Sunday, October 20, 2019

Reflections on Software: Ending the Arms Race

My original plan when opening this site was to explore the software industry. But as I continued I realized there were other subjects I wanted to explore just a little bit more. It also dawned on me that writing about the field might not be as important as I first thought.

But with this post I'm going to break that trend and reflect on the industry, why I haven't written about it much, and ending the arms race (or why developers can relax a bit more than they do).

Software as a New Industry

If you take a look at the Stack Overflow Developer Survey from 2019 it's hard to miss that our industry is young - most developers out there are under 35. To me this doesn't point to the innate ability of young people, but rather that there's been an explosion in the number of working developers in the past few decades.

After all, the internet didn't become ubiquitous until the mid-nineties and the industry has only grown since then.

The Software Industry is New. So what?

With the software industry being so new we're seeing rapid change in it's frameworks, management styles, and even government regulations. I won't go into depth here, but this is all to say that we're in the midst of growing pains.

The other facet of this newness is that there's confusion over who qualifies to work in the field, confusion over what any given developer can do, and confusion over how we as developers should manage our careers. Even HR departments tasked with sourcing developers often have a tenuous understanding of the field.

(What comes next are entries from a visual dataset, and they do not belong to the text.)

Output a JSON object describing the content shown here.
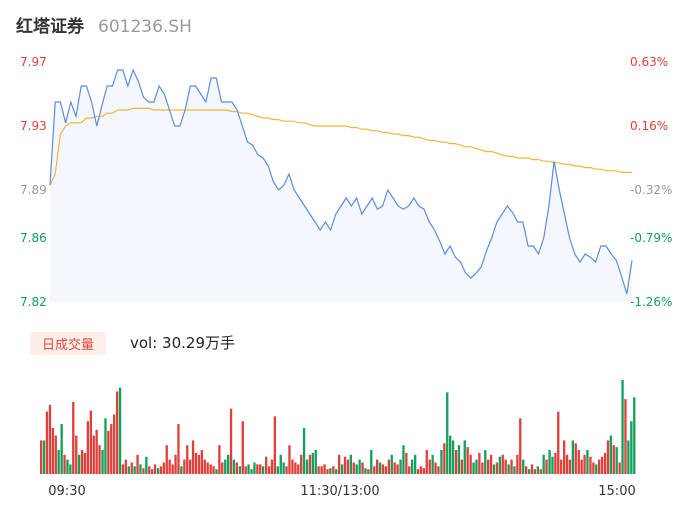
{
  "header": {
    "name": "红塔证券",
    "code": "601236.SH"
  },
  "colors": {
    "up": "#e0403a",
    "down": "#12a05c",
    "neutral": "#9a9a9a",
    "price_line": "#5b8de0",
    "avg_line": "#f0b63a",
    "area_fill": "#f4f7fd"
  },
  "chart_data": {
    "type": "line",
    "price_axis": {
      "ticks": [
        "7.97",
        "7.93",
        "7.89",
        "7.86",
        "7.82"
      ],
      "tick_values": [
        7.97,
        7.93,
        7.89,
        7.86,
        7.82
      ],
      "tick_colors": [
        "#e0403a",
        "#e0403a",
        "#9a9a9a",
        "#12a05c",
        "#12a05c"
      ],
      "ylim": [
        7.82,
        7.97
      ]
    },
    "pct_axis": {
      "ticks": [
        "0.63%",
        "0.16%",
        "-0.32%",
        "-0.79%",
        "-1.26%"
      ],
      "tick_colors": [
        "#e0403a",
        "#e0403a",
        "#9a9a9a",
        "#12a05c",
        "#12a05c"
      ]
    },
    "x_ticks": [
      "09:30",
      "11:30/13:00",
      "15:00"
    ],
    "price": [
      7.893,
      7.945,
      7.945,
      7.932,
      7.945,
      7.936,
      7.955,
      7.955,
      7.945,
      7.93,
      7.943,
      7.955,
      7.955,
      7.965,
      7.965,
      7.955,
      7.965,
      7.958,
      7.948,
      7.945,
      7.945,
      7.955,
      7.95,
      7.94,
      7.93,
      7.93,
      7.94,
      7.955,
      7.955,
      7.95,
      7.945,
      7.96,
      7.96,
      7.945,
      7.945,
      7.945,
      7.94,
      7.93,
      7.92,
      7.918,
      7.912,
      7.91,
      7.905,
      7.895,
      7.89,
      7.893,
      7.9,
      7.89,
      7.885,
      7.88,
      7.875,
      7.87,
      7.865,
      7.87,
      7.865,
      7.875,
      7.88,
      7.885,
      7.88,
      7.885,
      7.875,
      7.88,
      7.885,
      7.878,
      7.88,
      7.89,
      7.885,
      7.88,
      7.878,
      7.88,
      7.885,
      7.88,
      7.878,
      7.87,
      7.865,
      7.858,
      7.85,
      7.855,
      7.848,
      7.845,
      7.838,
      7.835,
      7.838,
      7.842,
      7.852,
      7.86,
      7.87,
      7.875,
      7.88,
      7.876,
      7.87,
      7.87,
      7.855,
      7.855,
      7.85,
      7.86,
      7.88,
      7.908,
      7.89,
      7.875,
      7.86,
      7.85,
      7.845,
      7.85,
      7.848,
      7.845,
      7.855,
      7.855,
      7.85,
      7.846,
      7.836,
      7.825,
      7.846
    ],
    "avg": [
      7.893,
      7.9,
      7.925,
      7.93,
      7.932,
      7.932,
      7.932,
      7.935,
      7.935,
      7.936,
      7.936,
      7.938,
      7.938,
      7.94,
      7.94,
      7.94,
      7.941,
      7.941,
      7.941,
      7.941,
      7.94,
      7.94,
      7.94,
      7.94,
      7.94,
      7.94,
      7.94,
      7.94,
      7.94,
      7.94,
      7.94,
      7.94,
      7.94,
      7.94,
      7.94,
      7.939,
      7.939,
      7.938,
      7.938,
      7.937,
      7.936,
      7.935,
      7.935,
      7.934,
      7.934,
      7.933,
      7.933,
      7.933,
      7.932,
      7.932,
      7.931,
      7.93,
      7.93,
      7.93,
      7.93,
      7.93,
      7.93,
      7.93,
      7.929,
      7.929,
      7.928,
      7.928,
      7.927,
      7.927,
      7.926,
      7.926,
      7.925,
      7.925,
      7.924,
      7.924,
      7.923,
      7.923,
      7.922,
      7.921,
      7.921,
      7.92,
      7.92,
      7.919,
      7.919,
      7.918,
      7.917,
      7.917,
      7.916,
      7.915,
      7.914,
      7.914,
      7.913,
      7.912,
      7.911,
      7.911,
      7.91,
      7.91,
      7.91,
      7.909,
      7.909,
      7.908,
      7.908,
      7.907,
      7.907,
      7.906,
      7.906,
      7.905,
      7.905,
      7.904,
      7.904,
      7.903,
      7.903,
      7.902,
      7.902,
      7.902,
      7.901,
      7.901,
      7.901
    ],
    "volume": {
      "badge": "日成交量",
      "label": "vol: 30.29万手",
      "ymax": 100,
      "bars": [
        {
          "v": 35,
          "d": "up"
        },
        {
          "v": 35,
          "d": "down"
        },
        {
          "v": 65,
          "d": "up"
        },
        {
          "v": 72,
          "d": "up"
        },
        {
          "v": 48,
          "d": "up"
        },
        {
          "v": 40,
          "d": "up"
        },
        {
          "v": 25,
          "d": "down"
        },
        {
          "v": 52,
          "d": "down"
        },
        {
          "v": 20,
          "d": "up"
        },
        {
          "v": 15,
          "d": "down"
        },
        {
          "v": 10,
          "d": "down"
        },
        {
          "v": 75,
          "d": "up"
        },
        {
          "v": 40,
          "d": "up"
        },
        {
          "v": 20,
          "d": "down"
        },
        {
          "v": 25,
          "d": "up"
        },
        {
          "v": 22,
          "d": "up"
        },
        {
          "v": 55,
          "d": "up"
        },
        {
          "v": 66,
          "d": "up"
        },
        {
          "v": 40,
          "d": "up"
        },
        {
          "v": 46,
          "d": "up"
        },
        {
          "v": 30,
          "d": "up"
        },
        {
          "v": 25,
          "d": "down"
        },
        {
          "v": 58,
          "d": "down"
        },
        {
          "v": 45,
          "d": "up"
        },
        {
          "v": 52,
          "d": "up"
        },
        {
          "v": 62,
          "d": "up"
        },
        {
          "v": 86,
          "d": "up"
        },
        {
          "v": 90,
          "d": "down"
        },
        {
          "v": 10,
          "d": "up"
        },
        {
          "v": 15,
          "d": "up"
        },
        {
          "v": 8,
          "d": "down"
        },
        {
          "v": 12,
          "d": "up"
        },
        {
          "v": 8,
          "d": "down"
        },
        {
          "v": 20,
          "d": "up"
        },
        {
          "v": 10,
          "d": "down"
        },
        {
          "v": 6,
          "d": "up"
        },
        {
          "v": 18,
          "d": "down"
        },
        {
          "v": 8,
          "d": "up"
        },
        {
          "v": 5,
          "d": "up"
        },
        {
          "v": 10,
          "d": "up"
        },
        {
          "v": 6,
          "d": "down"
        },
        {
          "v": 8,
          "d": "up"
        },
        {
          "v": 12,
          "d": "up"
        },
        {
          "v": 30,
          "d": "up"
        },
        {
          "v": 15,
          "d": "up"
        },
        {
          "v": 10,
          "d": "up"
        },
        {
          "v": 20,
          "d": "up"
        },
        {
          "v": 52,
          "d": "up"
        },
        {
          "v": 8,
          "d": "down"
        },
        {
          "v": 15,
          "d": "up"
        },
        {
          "v": 30,
          "d": "up"
        },
        {
          "v": 15,
          "d": "up"
        },
        {
          "v": 35,
          "d": "up"
        },
        {
          "v": 22,
          "d": "up"
        },
        {
          "v": 20,
          "d": "up"
        },
        {
          "v": 25,
          "d": "up"
        },
        {
          "v": 15,
          "d": "up"
        },
        {
          "v": 12,
          "d": "up"
        },
        {
          "v": 10,
          "d": "up"
        },
        {
          "v": 8,
          "d": "up"
        },
        {
          "v": 5,
          "d": "down"
        },
        {
          "v": 30,
          "d": "up"
        },
        {
          "v": 12,
          "d": "up"
        },
        {
          "v": 15,
          "d": "down"
        },
        {
          "v": 20,
          "d": "down"
        },
        {
          "v": 68,
          "d": "up"
        },
        {
          "v": 15,
          "d": "down"
        },
        {
          "v": 12,
          "d": "up"
        },
        {
          "v": 8,
          "d": "down"
        },
        {
          "v": 55,
          "d": "up"
        },
        {
          "v": 8,
          "d": "up"
        },
        {
          "v": 10,
          "d": "down"
        },
        {
          "v": 5,
          "d": "down"
        },
        {
          "v": 12,
          "d": "down"
        },
        {
          "v": 10,
          "d": "up"
        },
        {
          "v": 10,
          "d": "up"
        },
        {
          "v": 8,
          "d": "down"
        },
        {
          "v": 18,
          "d": "up"
        },
        {
          "v": 8,
          "d": "up"
        },
        {
          "v": 15,
          "d": "up"
        },
        {
          "v": 60,
          "d": "up"
        },
        {
          "v": 8,
          "d": "down"
        },
        {
          "v": 20,
          "d": "down"
        },
        {
          "v": 12,
          "d": "down"
        },
        {
          "v": 8,
          "d": "up"
        },
        {
          "v": 30,
          "d": "up"
        },
        {
          "v": 15,
          "d": "up"
        },
        {
          "v": 12,
          "d": "up"
        },
        {
          "v": 10,
          "d": "up"
        },
        {
          "v": 20,
          "d": "up"
        },
        {
          "v": 48,
          "d": "down"
        },
        {
          "v": 15,
          "d": "down"
        },
        {
          "v": 20,
          "d": "up"
        },
        {
          "v": 22,
          "d": "down"
        },
        {
          "v": 25,
          "d": "down"
        },
        {
          "v": 8,
          "d": "up"
        },
        {
          "v": 8,
          "d": "up"
        },
        {
          "v": 10,
          "d": "up"
        },
        {
          "v": 5,
          "d": "up"
        },
        {
          "v": 6,
          "d": "down"
        },
        {
          "v": 8,
          "d": "up"
        },
        {
          "v": 5,
          "d": "down"
        },
        {
          "v": 20,
          "d": "up"
        },
        {
          "v": 10,
          "d": "down"
        },
        {
          "v": 18,
          "d": "up"
        },
        {
          "v": 15,
          "d": "up"
        },
        {
          "v": 20,
          "d": "down"
        },
        {
          "v": 12,
          "d": "up"
        },
        {
          "v": 10,
          "d": "down"
        },
        {
          "v": 15,
          "d": "down"
        },
        {
          "v": 12,
          "d": "up"
        },
        {
          "v": 6,
          "d": "down"
        },
        {
          "v": 5,
          "d": "up"
        },
        {
          "v": 25,
          "d": "down"
        },
        {
          "v": 8,
          "d": "up"
        },
        {
          "v": 15,
          "d": "up"
        },
        {
          "v": 12,
          "d": "down"
        },
        {
          "v": 10,
          "d": "up"
        },
        {
          "v": 8,
          "d": "up"
        },
        {
          "v": 15,
          "d": "up"
        },
        {
          "v": 20,
          "d": "down"
        },
        {
          "v": 12,
          "d": "up"
        },
        {
          "v": 10,
          "d": "up"
        },
        {
          "v": 15,
          "d": "down"
        },
        {
          "v": 30,
          "d": "down"
        },
        {
          "v": 22,
          "d": "up"
        },
        {
          "v": 8,
          "d": "up"
        },
        {
          "v": 15,
          "d": "down"
        },
        {
          "v": 20,
          "d": "down"
        },
        {
          "v": 5,
          "d": "up"
        },
        {
          "v": 8,
          "d": "up"
        },
        {
          "v": 6,
          "d": "up"
        },
        {
          "v": 25,
          "d": "up"
        },
        {
          "v": 15,
          "d": "up"
        },
        {
          "v": 20,
          "d": "down"
        },
        {
          "v": 12,
          "d": "up"
        },
        {
          "v": 8,
          "d": "up"
        },
        {
          "v": 25,
          "d": "down"
        },
        {
          "v": 32,
          "d": "up"
        },
        {
          "v": 85,
          "d": "down"
        },
        {
          "v": 40,
          "d": "down"
        },
        {
          "v": 35,
          "d": "down"
        },
        {
          "v": 25,
          "d": "up"
        },
        {
          "v": 30,
          "d": "down"
        },
        {
          "v": 15,
          "d": "up"
        },
        {
          "v": 35,
          "d": "down"
        },
        {
          "v": 28,
          "d": "up"
        },
        {
          "v": 20,
          "d": "up"
        },
        {
          "v": 12,
          "d": "down"
        },
        {
          "v": 15,
          "d": "down"
        },
        {
          "v": 22,
          "d": "up"
        },
        {
          "v": 12,
          "d": "up"
        },
        {
          "v": 25,
          "d": "down"
        },
        {
          "v": 15,
          "d": "up"
        },
        {
          "v": 20,
          "d": "up"
        },
        {
          "v": 10,
          "d": "down"
        },
        {
          "v": 12,
          "d": "up"
        },
        {
          "v": 18,
          "d": "down"
        },
        {
          "v": 20,
          "d": "up"
        },
        {
          "v": 15,
          "d": "up"
        },
        {
          "v": 10,
          "d": "down"
        },
        {
          "v": 15,
          "d": "up"
        },
        {
          "v": 8,
          "d": "down"
        },
        {
          "v": 20,
          "d": "up"
        },
        {
          "v": 58,
          "d": "up"
        },
        {
          "v": 15,
          "d": "down"
        },
        {
          "v": 8,
          "d": "up"
        },
        {
          "v": 5,
          "d": "down"
        },
        {
          "v": 10,
          "d": "up"
        },
        {
          "v": 5,
          "d": "up"
        },
        {
          "v": 8,
          "d": "down"
        },
        {
          "v": 5,
          "d": "up"
        },
        {
          "v": 20,
          "d": "down"
        },
        {
          "v": 15,
          "d": "up"
        },
        {
          "v": 25,
          "d": "down"
        },
        {
          "v": 18,
          "d": "down"
        },
        {
          "v": 22,
          "d": "up"
        },
        {
          "v": 65,
          "d": "up"
        },
        {
          "v": 15,
          "d": "up"
        },
        {
          "v": 35,
          "d": "up"
        },
        {
          "v": 20,
          "d": "up"
        },
        {
          "v": 15,
          "d": "up"
        },
        {
          "v": 35,
          "d": "down"
        },
        {
          "v": 32,
          "d": "up"
        },
        {
          "v": 25,
          "d": "up"
        },
        {
          "v": 15,
          "d": "up"
        },
        {
          "v": 20,
          "d": "up"
        },
        {
          "v": 25,
          "d": "down"
        },
        {
          "v": 18,
          "d": "up"
        },
        {
          "v": 12,
          "d": "up"
        },
        {
          "v": 10,
          "d": "down"
        },
        {
          "v": 15,
          "d": "up"
        },
        {
          "v": 18,
          "d": "up"
        },
        {
          "v": 22,
          "d": "up"
        },
        {
          "v": 35,
          "d": "up"
        },
        {
          "v": 40,
          "d": "down"
        },
        {
          "v": 30,
          "d": "up"
        },
        {
          "v": 28,
          "d": "down"
        },
        {
          "v": 12,
          "d": "up"
        },
        {
          "v": 98,
          "d": "down"
        },
        {
          "v": 78,
          "d": "up"
        },
        {
          "v": 35,
          "d": "down"
        },
        {
          "v": 55,
          "d": "down"
        },
        {
          "v": 80,
          "d": "down"
        }
      ]
    }
  }
}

The point I want to drive home here is that because of this confusion there's become a tendency for us developers to project our ability, learning and skills. Our fear that we'll be out of work one day means that we can often be found ramping up our Github, discussing development online, writing blog posts, and so on - exactly the kind of thing I'd be doing if I focused on software at this site. 

Meeting in the Middle

The above situation raises the question, however, of how to rein in the confusion and simplify how we look at development. A question that when answered will hopefully have us realize that showing off our skills isn't so important after all.

My approach to the confusion would be to simplify the definition of what developers actually do.

As developers we're usually hired into organizations with a functional code base, and spend most of our time maintaining and adding to that base, rather than developing new projects. And even when we are involved in new development there's often preexisting code to model the new development after.

All of this highlights that our field is rarely complicated, and that to work in software a few broad skills are often enough:

 - The ability to read, write, and understand code
 - A broad enough understanding of software to adapt to new technologies
 - An ability to solve abstract problems

Ideally we have some soft skills too, but if we limit the conversation to the production of code we're faced with this question:

Do we have a basic understanding of how software works, and do we have the ability to write it

That's it. It doesn't matter which technologies we've used, which side projects we've worked on, if we have a blog, or are involved in open source. All that matters is that we have a mindset for producing software, a history of doing so, and a genuine interest in the field.

And so everyone who's working in the software industry can bank on this point. Hiring managers need to make sure that their hires meet these criteria, and developers should make sure they meet them too.

Rather than focusing on every last skill, no matter how minor, focus on broader understanding and ability.

Pulling it Back Together

So to turn back to my original comment - why I haven't been writing about the field - it's because the industry doesn't need more people writing about it.

In the midst of the confusion and in the race to express our know-how the knowledge out there on the software industry is astounding. That amount of knowledge is in fact so vast that it's possible to learn anything we want to given enough time, energy, and motivation.

And so while I've considered writing new posts about software since opening this site, my ideas always felt trite or unnecessary. The truth is that I can't say much that hasn't already been said somewhere else, and by someone who likely said it better than I could anyway.

Where's the Humanity?

But if I did have to offer a prescription for both new and old developers, it'd be to focus less on technical skills alone, and to embrace subjects that are far afield from our industry.

In my eight year foray into development I've been much more likely to find developers who are too focused on code, than I am developers who can't solve problems. The truth is - all of us can program - but our real increase in productivity comes from defining problem spaces, learning how to work with a team, understanding our domain, and bringing disparate knowledge into our work.

And beyond productivity broadening our minds makes us better humans, which can be meaningful for reasons beyond job security.

Wrapping Up

The truth is that our field isn't that interesting, and needs no more explanation than any other skilled trade. For a person with the right mindset it's not even that difficult to do well. There's no magic involved or silver-bullet to become ten times more productive. Like other trades, our skill level correlates with our commitment to improving our craft, our commitment to learning.

And for those who have a track record of getting things done there's never going to be a shortage of business owners willing to leverage their skill to solve problems and build products.

So maybe it's time for us to sit back, relax, and end the arms race. To take our roles seriously and commit to continuous improvement, but also recognize that if we can write software well that we don't have much to worry about in terms of career security.